The Texas Observer is a nonprofit news organization that strives to make Texas a more equitable place by exposing injustice through investigative journalism, narrative storytelling, and cultural coverage. Rather than chase “breaking news,” we dig beyond the headlines and contextualize news events. Our political commentary, essays, reviews, and criticism seek to create a new cultural canon and challenge existing mythologies.
Since its founding in 1954, the Observer has focused on communities whose stories are too often ignored or poorly told. We hope not only to inform, but to empower our readers, as we work to hold public officials and corporations accountable. Our reporters recognize that oppressed people are experts on their own lives and trust their expertise.
Our journalism is fact-based and rigorous, and we prize writing that entertains as it informs. We value history as a reporting tool that allows us to interrogate the origins of policies and to correct narratives that whitewash exploitation, dispossession, and genocide.

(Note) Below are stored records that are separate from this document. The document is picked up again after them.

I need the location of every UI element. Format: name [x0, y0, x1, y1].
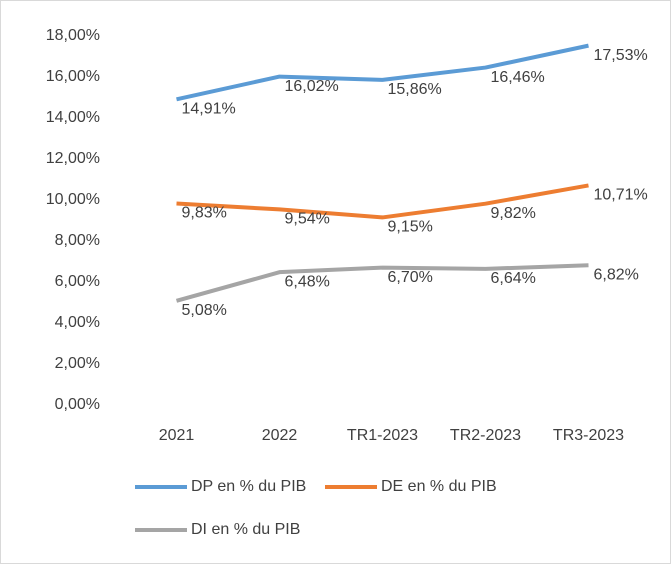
x-tick-label: 2021	[159, 427, 195, 444]
data-label: 16,46%	[491, 69, 545, 86]
series-line	[175, 263, 589, 303]
data-label: 6,64%	[491, 270, 536, 287]
y-tick-label: 18,00%	[46, 27, 100, 44]
legend-label: DP en % du PIB	[191, 478, 306, 495]
y-tick-label: 10,00%	[46, 191, 100, 208]
data-label: 9,83%	[182, 205, 227, 222]
x-tick-label: TR1-2023	[347, 427, 418, 444]
y-tick-label: 8,00%	[55, 232, 100, 249]
x-tick-label: 2022	[262, 427, 298, 444]
y-tick-label: 4,00%	[55, 314, 100, 331]
data-label: 5,08%	[182, 302, 227, 319]
data-label: 15,86%	[388, 81, 442, 98]
y-tick-label: 16,00%	[46, 68, 100, 85]
y-tick-label: 12,00%	[46, 150, 100, 167]
data-label: 6,82%	[594, 266, 639, 283]
y-tick-label: 0,00%	[55, 396, 100, 413]
series-line	[176, 43, 589, 102]
data-label: 9,82%	[491, 205, 536, 222]
y-tick-label: 14,00%	[46, 109, 100, 126]
legend-label: DE en % du PIB	[381, 478, 497, 495]
y-tick-label: 2,00%	[55, 355, 100, 372]
data-label: 10,71%	[594, 187, 648, 204]
series-line	[176, 183, 589, 220]
legend-label: DI en % du PIB	[191, 521, 300, 538]
x-tick-label: TR3-2023	[553, 427, 624, 444]
y-tick-label: 6,00%	[55, 273, 100, 290]
data-label: 16,02%	[285, 78, 339, 95]
data-label: 14,91%	[182, 101, 236, 118]
data-label: 6,48%	[285, 273, 330, 290]
data-label: 6,70%	[388, 269, 433, 286]
x-tick-label: TR2-2023	[450, 427, 521, 444]
data-label: 9,15%	[388, 219, 433, 236]
data-label: 17,53%	[594, 47, 648, 64]
data-label: 9,54%	[285, 211, 330, 228]
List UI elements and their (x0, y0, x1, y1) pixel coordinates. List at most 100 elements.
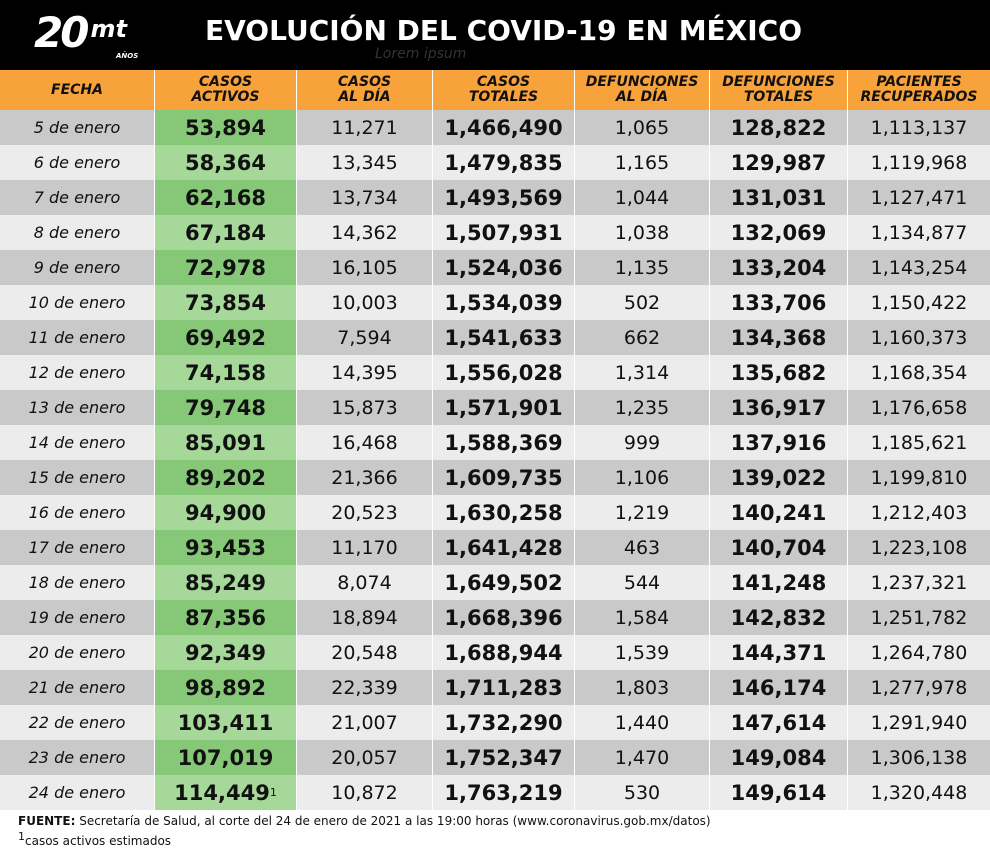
table-cell: 13,345 (297, 145, 433, 180)
table-cell: 1,507,931 (433, 215, 575, 250)
table-row: 5 de enero 53,894 11,271 1,466,490 1,065 128,… (0, 110, 990, 145)
table-cell: 16,105 (297, 250, 433, 285)
table-cell: 463 (575, 530, 710, 565)
table-cell: 22,339 (297, 670, 433, 705)
table-cell: 98,892 (155, 670, 297, 705)
table-row: 14 de enero 85,091 16,468 1,588,369 999 137,9… (0, 425, 990, 460)
table-cell: 16 de enero (0, 495, 155, 530)
table-cell: 11,170 (297, 530, 433, 565)
table-row: 6 de enero 58,364 13,345 1,479,835 1,165 129,… (0, 145, 990, 180)
table-cell: 21,366 (297, 460, 433, 495)
table-cell: 1,212,403 (870, 501, 968, 524)
table-cell: 1,609,735 (433, 460, 575, 495)
table-cell: 1,440 (575, 705, 710, 740)
table-cell: 15 de enero (0, 460, 155, 495)
table-cell: 544 (575, 565, 710, 600)
table-cell: 92,349 (155, 635, 297, 670)
table-cell: 13,734 (297, 180, 433, 215)
table-row: 11 de enero 69,492 7,594 1,541,633 662 134,36… (0, 320, 990, 355)
table-cell: 1,493,569 (433, 180, 575, 215)
table-cell: 1,264,780 (870, 641, 968, 664)
table-cell: 146,174 (710, 670, 848, 705)
table-cell: 129,987 (710, 145, 848, 180)
table-cell: 15,873 (297, 390, 433, 425)
table-cell: 1,306,138 (870, 746, 968, 769)
table-cell: 530 (575, 775, 710, 810)
table-cell: 19 de enero (0, 600, 155, 635)
header-row: FECHA CASOS ACTIVOS CASOS AL DÍA CASOS TOTA… (0, 70, 990, 110)
logo-sub: AÑOS (116, 52, 139, 60)
table-cell: 140,704 (710, 530, 848, 565)
table-cell: 7,594 (297, 320, 433, 355)
table-cell: 20,057 (297, 740, 433, 775)
table-cell: 107,019 (155, 740, 297, 775)
source-text: Secretaría de Salud, al corte del 24 de … (79, 814, 711, 828)
table-cell: 8,074 (297, 565, 433, 600)
table-row: 17 de enero 93,453 11,170 1,641,428 463 140,7… (0, 530, 990, 565)
table-cell: 1,277,978 (870, 676, 968, 699)
table-row: 24 de enero 114,449 1 10,872 1,763,219 530 149… (0, 775, 990, 810)
table-cell: 144,371 (710, 635, 848, 670)
title: EVOLUCIÓN DEL COVID-19 EN MÉXICO (205, 14, 803, 47)
table-cell: 18,894 (297, 600, 433, 635)
table-cell: 1,534,039 (433, 285, 575, 320)
table-cell: 1,314 (575, 355, 710, 390)
logo-text: mt (90, 15, 127, 43)
table: FECHA CASOS ACTIVOS CASOS AL DÍA CASOS TOTA… (0, 70, 990, 810)
table-cell: 1,556,028 (433, 355, 575, 390)
table-cell: 10 de enero (0, 285, 155, 320)
table-cell: 1,630,258 (433, 495, 575, 530)
table-cell: 134,368 (710, 320, 848, 355)
table-cell: 6 de enero (0, 145, 155, 180)
table-row: 7 de enero 62,168 13,734 1,493,569 1,044 131,… (0, 180, 990, 215)
table-cell: 18 de enero (0, 565, 155, 600)
table-cell: 1,763,219 (433, 775, 575, 810)
table-cell: 7 de enero (0, 180, 155, 215)
table-cell: 1,588,369 (433, 425, 575, 460)
column-header: CASOS ACTIVOS (155, 70, 297, 110)
table-cell: 94,900 (155, 495, 297, 530)
column-header: CASOS TOTALES (433, 70, 575, 110)
table-cell: 103,411 (155, 705, 297, 740)
table-row: 12 de enero 74,158 14,395 1,556,028 1,314 135… (0, 355, 990, 390)
table-row: 22 de enero 103,411 21,007 1,732,290 1,440 14… (0, 705, 990, 740)
footer: FUENTE: Secretaría de Salud, al corte de… (18, 813, 711, 849)
table-cell: 20 de enero (0, 635, 155, 670)
table-cell: 502 (575, 285, 710, 320)
table-cell: 1,752,347 (433, 740, 575, 775)
table-cell: 1,524,036 (433, 250, 575, 285)
table-cell: 72,978 (155, 250, 297, 285)
table-cell: 1,044 (575, 180, 710, 215)
table-cell: 1,065 (575, 110, 710, 145)
table-row: 15 de enero 89,202 21,366 1,609,735 1,106 139… (0, 460, 990, 495)
table-cell: 131,031 (710, 180, 848, 215)
table-cell: 21,007 (297, 705, 433, 740)
table-cell: 140,241 (710, 495, 848, 530)
table-cell: 1,688,944 (433, 635, 575, 670)
table-cell: 999 (575, 425, 710, 460)
table-cell: 62,168 (155, 180, 297, 215)
table-cell: 1,291,940 (870, 711, 968, 734)
subtitle: Lorem ipsum (375, 46, 467, 62)
table-cell: 17 de enero (0, 530, 155, 565)
table-cell: 11 de enero (0, 320, 155, 355)
table-row: 10 de enero 73,854 10,003 1,534,039 502 133,7… (0, 285, 990, 320)
table-cell: 73,854 (155, 285, 297, 320)
table-cell: 137,916 (710, 425, 848, 460)
source-label: FUENTE: (18, 814, 76, 828)
column-header: DEFUNCIONES TOTALES (710, 70, 848, 110)
table-cell: 1,237,321 (870, 571, 968, 594)
table-cell: 1,223,108 (870, 536, 968, 559)
table-cell: 1,134,877 (870, 221, 968, 244)
table-cell: 147,614 (710, 705, 848, 740)
table-cell: 1,539 (575, 635, 710, 670)
table-cell: 1,649,502 (433, 565, 575, 600)
table-cell: 1,251,782 (870, 606, 968, 629)
table-cell: 8 de enero (0, 215, 155, 250)
table-cell: 662 (575, 320, 710, 355)
table-cell: 1,641,428 (433, 530, 575, 565)
table-cell: 1,711,283 (433, 670, 575, 705)
table-row: 16 de enero 94,900 20,523 1,630,258 1,219 140… (0, 495, 990, 530)
table-cell: 1,160,373 (870, 326, 968, 349)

Our founding mission statement continues to guide our work:
"We will serve no group or party but will hew hard to the truth as we find it and the right as we see it. We are dedicated to the whole truth, to human values above all interests, to the rights of humankind as the foundation of democracy. We will take orders from none but our own conscience, and never will we overlook or misrepresent the truth to serve the interests of the powerful or cater to the ignoble in the human spirit."